Outdoor posters and billboards have been a mass advertising medium for a good number of years, whether as a political, artistic or commercial form of communication. The out-of-home (OOH) media business is no stranger to change since its ubiquity in public spaces mean it has weathered changing consumer trends.
In Asia, the OOH business has traditionally operated on the basis of quantity rather than quality. Its growth has been unplanned and haphazard in some markets, manifested through cluttered spaces with little or no consolidation by media owners.
However, the industry is set to change its course. Trends that will define its transformation for the next 10 years, according to O'Donnell, are technology, content, empirical data, destination planning, mobility and social media.

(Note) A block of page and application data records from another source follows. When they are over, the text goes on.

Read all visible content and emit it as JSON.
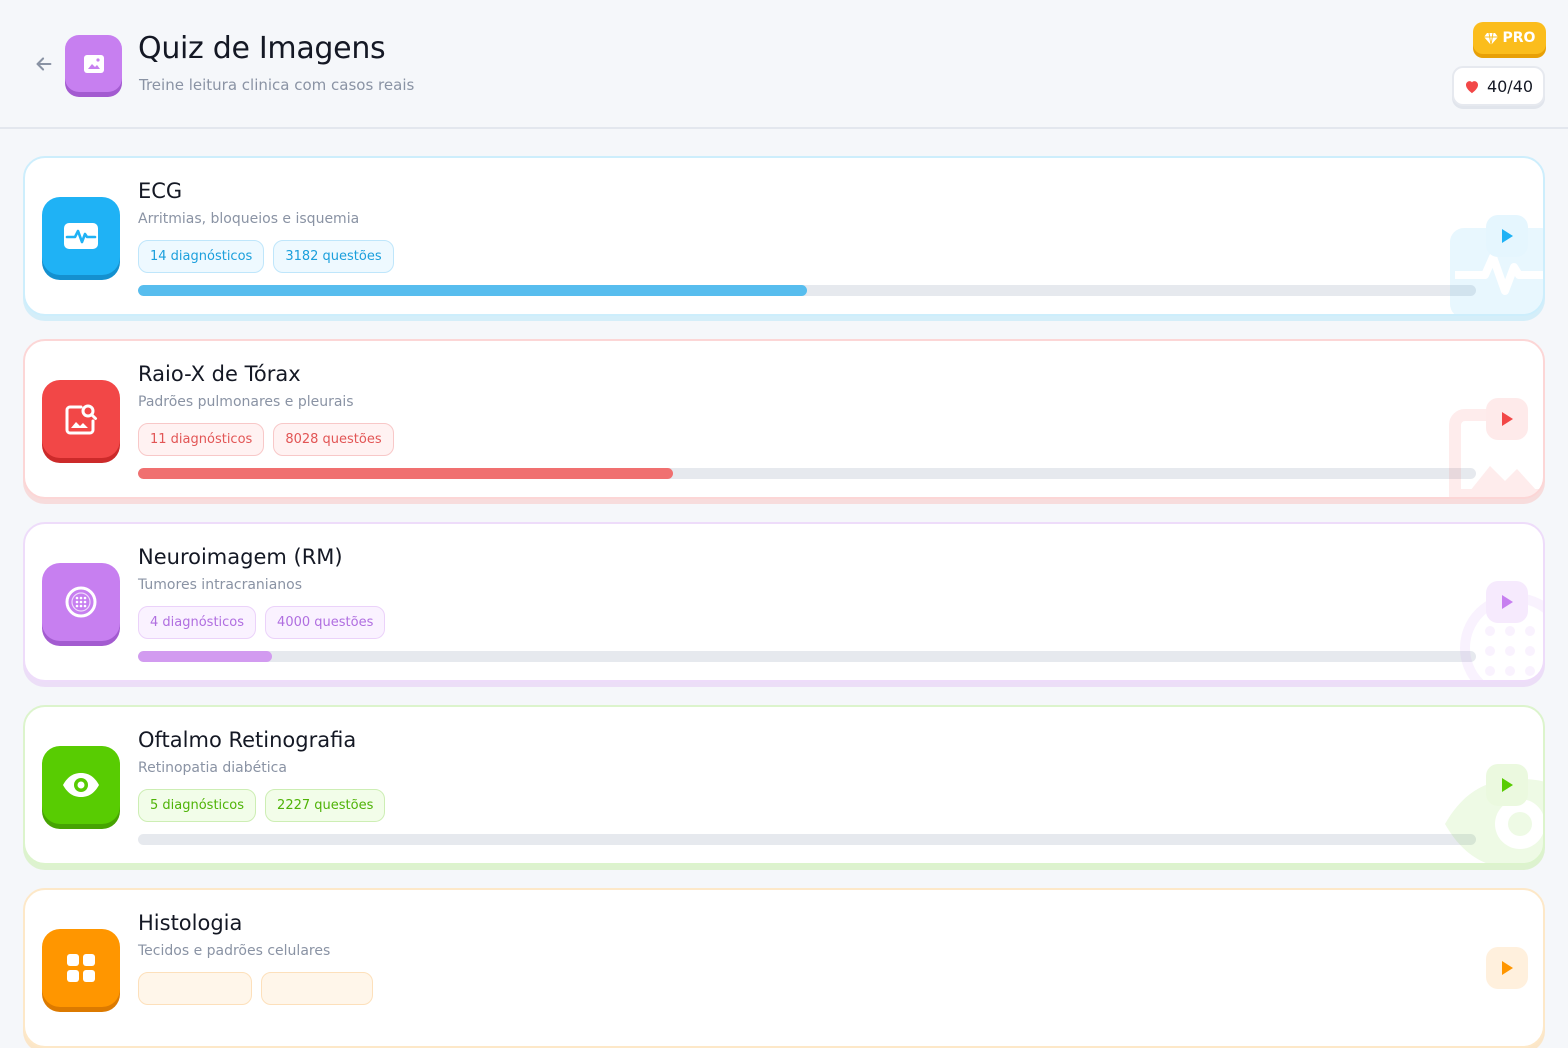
{
  "header": {
    "title": "Quiz de Imagens",
    "subtitle": "Treine leitura clinica com casos reais",
    "pro_label": "PRO",
    "lives": "40/40"
  },
  "colors": {
    "ecg": "#1fb2f5",
    "raio_x": "#f24747",
    "neuro": "#c77ff0",
    "oftalmo": "#58cc02",
    "histologia": "#ff9600"
  },
  "cards": [
    {
      "title": "ECG",
      "subtitle": "Arritmias, bloqueios e isquemia",
      "chip_diagnosticos": "14 diagnósticos",
      "chip_questoes": "3182 questões",
      "progress_fraction": 0.5,
      "icon": "heart-rate-monitor-icon"
    },
    {
      "title": "Raio-X de Tórax",
      "subtitle": "Padrões pulmonares e pleurais",
      "chip_diagnosticos": "11 diagnósticos",
      "chip_questoes": "8028 questões",
      "progress_fraction": 0.4,
      "icon": "image-search-icon"
    },
    {
      "title": "Neuroimagem (RM)",
      "subtitle": "Tumores intracranianos",
      "chip_diagnosticos": "4 diagnósticos",
      "chip_questoes": "4000 questões",
      "progress_fraction": 0.1,
      "icon": "brain-scan-icon"
    },
    {
      "title": "Oftalmo Retinografia",
      "subtitle": "Retinopatia diabética",
      "chip_diagnosticos": "5 diagnósticos",
      "chip_questoes": "2227 questões",
      "progress_fraction": 0,
      "icon": "eye-icon"
    },
    {
      "title": "Histologia",
      "subtitle": "Tecidos e padrões celulares",
      "chip_diagnosticos": "",
      "chip_questoes": "",
      "progress_fraction": 0,
      "icon": "grid-icon"
    }
  ]
}
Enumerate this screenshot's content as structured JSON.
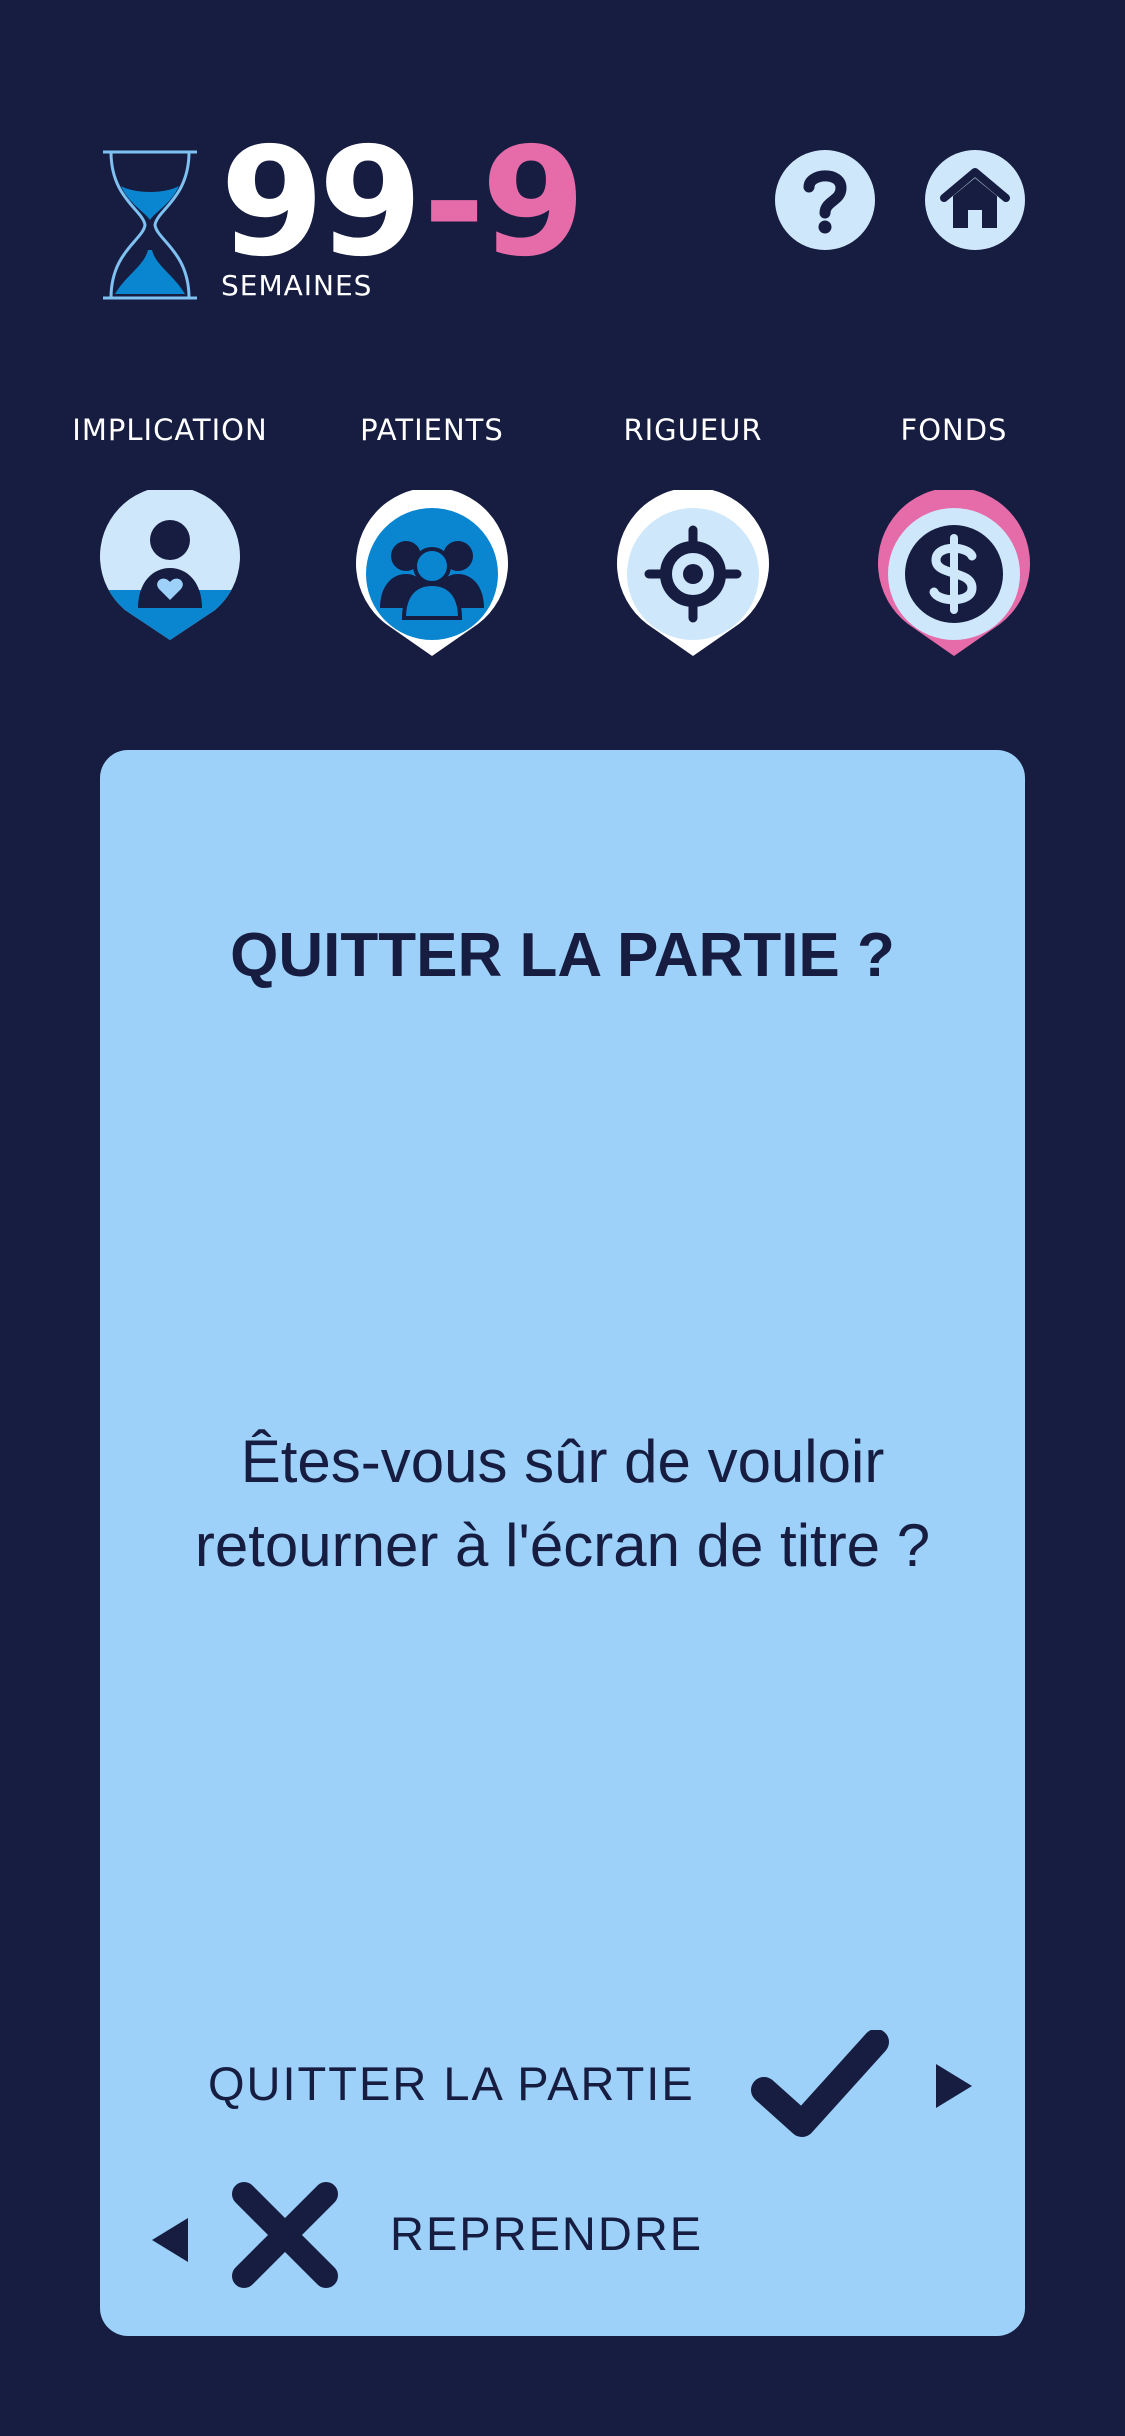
{
  "hud": {
    "weeks_value": "99",
    "weeks_delta": "-9",
    "weeks_label": "SEMAINES",
    "help_icon": "question-icon",
    "home_icon": "home-icon"
  },
  "stats": [
    {
      "label": "IMPLICATION",
      "icon": "person-heart-icon",
      "fill_level": 0.35
    },
    {
      "label": "PATIENTS",
      "icon": "group-icon",
      "fill_level": 1.0
    },
    {
      "label": "RIGUEUR",
      "icon": "target-icon",
      "fill_level": 0.0
    },
    {
      "label": "FONDS",
      "icon": "dollar-icon",
      "fill_level": 0.0
    }
  ],
  "dialog": {
    "title": "QUITTER LA PARTIE ?",
    "message": "Êtes-vous sûr de vouloir retourner à l'écran de titre ?",
    "confirm_label": "QUITTER LA PARTIE",
    "cancel_label": "REPRENDRE"
  },
  "colors": {
    "background": "#161d41",
    "card": "#9dd1f9",
    "accent_pink": "#e56ba9",
    "accent_blue": "#0a86d1",
    "light_blue": "#cfe7fb"
  }
}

Small media owners have already started to streamline in terms of ownership and have become highly refined in quality of delivery. Even non-OOH media owners are entering the business to generate content via multiple platforms.
"You will see convergence of the oldest and newest media, and there will be a natural relationship between the two," O'Donnell said. A case study that blurred the lines between outdoor, digital and social media was Lynx's 'Angel Ambush' campaign in 2011, which blended real life footage with live-action vision mixing of 'angels'.
The digital angels seemingly interacted with real people for two days at two high footfall locations in London - Victoria Station and Ocean Outdoor’s Birmingham Bullring. That was the first time an augmented reality campaign has run on large format digital billboards in the UK, which went viral and achieved over 1.1 million views on Youtube.
"Technology will forge a far closer relationship between OOH ads and other media, particularly in enabling more accurate measurements of individual mobility and therefore making it possible for more integrated campaigns," O'Donnell said.
An integration of an offline outdoor platform with an virtual shopping experience was when grocery chain Tesco's South Korean subsidiary Home Plus put up billboards in subway stations with a range of products accompanied by Quick Response (QR) codes. All consumers had to do was is scan the QR codes with their cell phones and their groceries would be delivered to their homes.
To meet the effectiveness challenge, there will also be a need to move from intuition-based OOH planning towards one based on empirical data for more reliable estimates than before.
In addition, specialist agencies and media owners will come together to create a single 'currency' for OOH measurement which has been a missing link so far in proving campaign effectiveness, O'Donnell pointed out.